"Kunst ist Diebstahl": Was für eine Aussage, sie stammt von Picasso. Sie sagt natürlich, eigentlich und lediglich vor allem: Nichts entsteht im luftleeren Raum. Alles hängt mit allem zusammen. Und genau das findet der amerikanische Autor David Shields authentisch. Sein literarisches Manifest "Reality Hunger" erscheint nun auf Deutsch.

Shields, Jahrgang 1956, listet in 618 sauber durchnummerierten Punkten auf, wie er sich die Kunstschöpfung im Allgemeinen und die Literatur im Besonderen vorstellt: Nämlich als Collage all der widersprüchlichen und tausendfach medial gebrochenen Realitätspartikel.

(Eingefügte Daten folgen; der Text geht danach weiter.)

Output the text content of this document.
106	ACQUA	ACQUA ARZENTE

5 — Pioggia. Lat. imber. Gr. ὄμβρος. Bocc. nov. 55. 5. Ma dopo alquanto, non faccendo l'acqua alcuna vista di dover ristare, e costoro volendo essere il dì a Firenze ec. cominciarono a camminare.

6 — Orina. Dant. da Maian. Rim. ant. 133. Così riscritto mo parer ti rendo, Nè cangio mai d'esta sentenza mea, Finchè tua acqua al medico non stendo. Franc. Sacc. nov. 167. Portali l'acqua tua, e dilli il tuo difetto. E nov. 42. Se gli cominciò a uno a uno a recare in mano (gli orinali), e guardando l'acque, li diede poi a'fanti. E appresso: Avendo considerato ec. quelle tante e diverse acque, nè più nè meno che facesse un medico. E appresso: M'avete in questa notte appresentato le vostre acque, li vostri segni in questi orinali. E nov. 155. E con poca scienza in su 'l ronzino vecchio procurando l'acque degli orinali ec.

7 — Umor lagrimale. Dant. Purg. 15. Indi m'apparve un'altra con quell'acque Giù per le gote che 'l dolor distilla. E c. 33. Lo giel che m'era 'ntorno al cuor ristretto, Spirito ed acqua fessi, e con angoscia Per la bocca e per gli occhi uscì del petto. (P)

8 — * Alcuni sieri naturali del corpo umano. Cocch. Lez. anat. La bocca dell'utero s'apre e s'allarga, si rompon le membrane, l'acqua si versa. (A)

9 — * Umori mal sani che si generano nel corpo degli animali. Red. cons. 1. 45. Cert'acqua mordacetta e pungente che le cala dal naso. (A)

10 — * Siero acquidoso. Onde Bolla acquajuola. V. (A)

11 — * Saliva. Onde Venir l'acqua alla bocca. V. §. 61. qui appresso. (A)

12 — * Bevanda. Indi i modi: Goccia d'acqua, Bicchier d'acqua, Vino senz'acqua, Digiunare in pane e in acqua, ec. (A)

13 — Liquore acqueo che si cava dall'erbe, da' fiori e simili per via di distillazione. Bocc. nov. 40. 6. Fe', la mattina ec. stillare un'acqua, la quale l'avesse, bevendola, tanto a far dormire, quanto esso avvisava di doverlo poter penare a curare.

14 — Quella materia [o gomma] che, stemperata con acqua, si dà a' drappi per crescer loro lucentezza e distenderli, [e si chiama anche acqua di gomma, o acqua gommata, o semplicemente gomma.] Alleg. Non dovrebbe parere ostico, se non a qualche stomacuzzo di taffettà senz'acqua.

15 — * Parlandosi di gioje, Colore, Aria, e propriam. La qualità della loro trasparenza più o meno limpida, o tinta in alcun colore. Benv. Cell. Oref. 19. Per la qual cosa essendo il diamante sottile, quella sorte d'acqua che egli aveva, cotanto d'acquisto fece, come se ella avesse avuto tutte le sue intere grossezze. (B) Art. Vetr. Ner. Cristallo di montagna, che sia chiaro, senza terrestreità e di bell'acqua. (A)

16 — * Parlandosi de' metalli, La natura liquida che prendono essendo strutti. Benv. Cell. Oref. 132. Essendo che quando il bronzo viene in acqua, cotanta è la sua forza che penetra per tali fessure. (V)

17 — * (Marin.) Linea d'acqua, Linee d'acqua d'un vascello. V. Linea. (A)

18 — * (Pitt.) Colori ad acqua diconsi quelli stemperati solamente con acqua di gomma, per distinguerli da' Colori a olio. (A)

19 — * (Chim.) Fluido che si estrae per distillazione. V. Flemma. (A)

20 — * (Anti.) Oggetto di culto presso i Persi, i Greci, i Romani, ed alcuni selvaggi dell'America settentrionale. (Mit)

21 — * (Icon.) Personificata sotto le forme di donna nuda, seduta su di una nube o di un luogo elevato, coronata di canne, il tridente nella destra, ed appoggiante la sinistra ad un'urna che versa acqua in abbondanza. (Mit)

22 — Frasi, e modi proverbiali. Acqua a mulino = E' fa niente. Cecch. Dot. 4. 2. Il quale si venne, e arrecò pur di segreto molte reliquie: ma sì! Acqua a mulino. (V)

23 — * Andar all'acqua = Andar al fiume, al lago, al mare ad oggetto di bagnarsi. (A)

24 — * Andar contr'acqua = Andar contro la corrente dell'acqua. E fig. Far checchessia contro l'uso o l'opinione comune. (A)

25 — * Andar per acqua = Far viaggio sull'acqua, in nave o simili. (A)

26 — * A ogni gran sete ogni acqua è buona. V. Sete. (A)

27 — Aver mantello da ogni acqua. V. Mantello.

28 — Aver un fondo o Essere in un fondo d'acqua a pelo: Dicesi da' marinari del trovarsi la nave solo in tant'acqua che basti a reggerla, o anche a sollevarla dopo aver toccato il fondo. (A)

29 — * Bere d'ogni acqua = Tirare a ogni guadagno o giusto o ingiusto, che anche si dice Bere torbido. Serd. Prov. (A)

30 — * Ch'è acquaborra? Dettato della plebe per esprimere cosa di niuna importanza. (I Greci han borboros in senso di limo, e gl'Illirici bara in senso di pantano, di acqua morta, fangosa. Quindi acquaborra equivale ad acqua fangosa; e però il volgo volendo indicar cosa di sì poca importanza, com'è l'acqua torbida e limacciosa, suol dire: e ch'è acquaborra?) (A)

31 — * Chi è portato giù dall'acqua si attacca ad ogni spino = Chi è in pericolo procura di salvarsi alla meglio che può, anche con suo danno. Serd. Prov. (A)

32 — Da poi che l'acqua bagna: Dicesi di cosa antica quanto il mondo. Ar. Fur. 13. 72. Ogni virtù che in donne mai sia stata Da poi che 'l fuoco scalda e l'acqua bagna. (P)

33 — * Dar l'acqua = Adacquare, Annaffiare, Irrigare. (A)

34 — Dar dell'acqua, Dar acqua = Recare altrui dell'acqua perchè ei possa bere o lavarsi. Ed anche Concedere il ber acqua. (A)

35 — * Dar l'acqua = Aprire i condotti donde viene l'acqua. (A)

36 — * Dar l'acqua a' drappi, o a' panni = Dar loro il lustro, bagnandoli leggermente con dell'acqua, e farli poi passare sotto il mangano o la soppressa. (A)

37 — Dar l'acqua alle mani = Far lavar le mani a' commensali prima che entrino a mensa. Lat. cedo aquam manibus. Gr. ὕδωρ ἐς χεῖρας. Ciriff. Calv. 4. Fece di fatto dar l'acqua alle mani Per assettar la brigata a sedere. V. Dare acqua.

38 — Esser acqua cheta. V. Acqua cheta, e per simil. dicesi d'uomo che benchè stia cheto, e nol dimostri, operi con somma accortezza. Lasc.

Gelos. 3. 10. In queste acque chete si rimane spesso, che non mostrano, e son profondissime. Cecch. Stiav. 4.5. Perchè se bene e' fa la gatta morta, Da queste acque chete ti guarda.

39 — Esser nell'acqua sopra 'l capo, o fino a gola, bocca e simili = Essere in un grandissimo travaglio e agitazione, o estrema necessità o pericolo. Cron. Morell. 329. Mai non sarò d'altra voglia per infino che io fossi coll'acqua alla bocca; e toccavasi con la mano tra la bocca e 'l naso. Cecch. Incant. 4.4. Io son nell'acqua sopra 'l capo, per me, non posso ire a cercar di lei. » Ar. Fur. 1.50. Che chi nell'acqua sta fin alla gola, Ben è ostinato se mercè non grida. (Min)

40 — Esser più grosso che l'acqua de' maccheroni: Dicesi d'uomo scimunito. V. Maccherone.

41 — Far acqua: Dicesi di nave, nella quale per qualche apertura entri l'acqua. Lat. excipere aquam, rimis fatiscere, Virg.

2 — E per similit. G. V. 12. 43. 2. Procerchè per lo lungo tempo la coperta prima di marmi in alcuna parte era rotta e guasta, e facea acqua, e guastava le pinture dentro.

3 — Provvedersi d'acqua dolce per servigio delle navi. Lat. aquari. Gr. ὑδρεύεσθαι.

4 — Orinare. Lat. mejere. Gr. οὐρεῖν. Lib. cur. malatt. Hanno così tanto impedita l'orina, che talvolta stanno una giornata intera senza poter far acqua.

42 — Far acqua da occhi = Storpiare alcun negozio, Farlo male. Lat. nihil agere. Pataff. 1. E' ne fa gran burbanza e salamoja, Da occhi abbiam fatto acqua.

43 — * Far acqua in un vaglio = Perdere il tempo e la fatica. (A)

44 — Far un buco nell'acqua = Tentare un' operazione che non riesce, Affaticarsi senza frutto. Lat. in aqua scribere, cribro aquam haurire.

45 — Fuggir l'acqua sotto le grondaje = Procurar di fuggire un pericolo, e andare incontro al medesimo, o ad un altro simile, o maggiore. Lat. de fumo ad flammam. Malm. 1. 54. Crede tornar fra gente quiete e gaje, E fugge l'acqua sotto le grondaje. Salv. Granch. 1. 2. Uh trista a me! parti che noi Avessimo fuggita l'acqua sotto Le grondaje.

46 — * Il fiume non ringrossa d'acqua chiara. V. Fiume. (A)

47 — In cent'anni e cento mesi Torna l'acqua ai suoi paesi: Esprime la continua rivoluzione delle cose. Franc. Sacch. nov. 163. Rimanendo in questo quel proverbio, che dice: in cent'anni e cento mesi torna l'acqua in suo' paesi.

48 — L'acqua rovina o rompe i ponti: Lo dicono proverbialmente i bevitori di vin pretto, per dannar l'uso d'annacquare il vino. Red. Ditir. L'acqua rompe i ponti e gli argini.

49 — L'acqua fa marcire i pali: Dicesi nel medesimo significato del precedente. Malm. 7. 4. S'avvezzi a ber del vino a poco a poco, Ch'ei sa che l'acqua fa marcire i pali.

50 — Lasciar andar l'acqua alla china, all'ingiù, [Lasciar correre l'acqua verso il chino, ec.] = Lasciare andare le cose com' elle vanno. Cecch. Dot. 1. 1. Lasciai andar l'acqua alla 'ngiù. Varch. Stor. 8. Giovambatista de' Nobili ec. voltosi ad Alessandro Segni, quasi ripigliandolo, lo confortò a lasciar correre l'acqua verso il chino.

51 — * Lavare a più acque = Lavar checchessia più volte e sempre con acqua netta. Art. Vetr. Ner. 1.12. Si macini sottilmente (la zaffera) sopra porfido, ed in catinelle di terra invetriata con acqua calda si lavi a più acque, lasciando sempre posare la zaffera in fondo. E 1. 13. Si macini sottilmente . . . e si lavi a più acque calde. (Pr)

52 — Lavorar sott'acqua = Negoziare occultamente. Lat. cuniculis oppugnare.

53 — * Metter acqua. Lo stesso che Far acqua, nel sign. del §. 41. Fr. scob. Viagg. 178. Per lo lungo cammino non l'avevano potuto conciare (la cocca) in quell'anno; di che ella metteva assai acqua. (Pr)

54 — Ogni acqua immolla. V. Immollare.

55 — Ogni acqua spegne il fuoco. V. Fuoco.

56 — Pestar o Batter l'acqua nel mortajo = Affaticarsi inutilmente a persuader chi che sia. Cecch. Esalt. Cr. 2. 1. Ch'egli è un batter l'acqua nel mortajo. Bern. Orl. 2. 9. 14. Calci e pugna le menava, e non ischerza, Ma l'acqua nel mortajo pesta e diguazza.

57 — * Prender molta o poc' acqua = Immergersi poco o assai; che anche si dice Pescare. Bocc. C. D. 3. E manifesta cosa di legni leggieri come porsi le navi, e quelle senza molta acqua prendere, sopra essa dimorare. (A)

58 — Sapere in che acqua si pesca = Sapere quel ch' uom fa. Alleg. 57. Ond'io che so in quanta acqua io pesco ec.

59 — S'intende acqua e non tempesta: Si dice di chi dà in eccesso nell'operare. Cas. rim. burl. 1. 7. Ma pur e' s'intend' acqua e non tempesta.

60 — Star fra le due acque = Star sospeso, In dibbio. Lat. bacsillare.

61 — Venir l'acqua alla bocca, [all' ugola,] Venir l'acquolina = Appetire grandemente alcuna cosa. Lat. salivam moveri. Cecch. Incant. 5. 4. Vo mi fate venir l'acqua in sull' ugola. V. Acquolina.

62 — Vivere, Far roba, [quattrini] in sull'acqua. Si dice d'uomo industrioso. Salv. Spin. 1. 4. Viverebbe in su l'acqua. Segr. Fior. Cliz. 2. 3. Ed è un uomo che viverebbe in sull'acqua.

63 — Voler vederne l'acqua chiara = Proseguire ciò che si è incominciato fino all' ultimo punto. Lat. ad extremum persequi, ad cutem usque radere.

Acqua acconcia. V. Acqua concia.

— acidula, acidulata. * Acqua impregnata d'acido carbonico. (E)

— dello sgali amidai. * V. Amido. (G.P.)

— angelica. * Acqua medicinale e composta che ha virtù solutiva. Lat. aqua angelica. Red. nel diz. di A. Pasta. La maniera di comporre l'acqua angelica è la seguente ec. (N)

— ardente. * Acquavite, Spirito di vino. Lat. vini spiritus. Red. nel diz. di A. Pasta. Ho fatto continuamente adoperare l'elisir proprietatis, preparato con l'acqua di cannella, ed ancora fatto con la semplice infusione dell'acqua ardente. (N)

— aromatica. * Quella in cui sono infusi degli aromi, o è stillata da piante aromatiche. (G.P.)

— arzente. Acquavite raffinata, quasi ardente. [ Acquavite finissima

Klingt schwer nach Postmoderne.

Shields' Absicht ist es laut eigenem Bekunden, die Literatur zu retten - indem er den realistischen Roman abschafft. Um was es ihm geht, ist: "Eine bewusste Unkünstlichkeit, 'Rohmaterial', das scheinbar unverarbeitet, ungefiltert, unzensiert und unprofessionell dargeboten wird".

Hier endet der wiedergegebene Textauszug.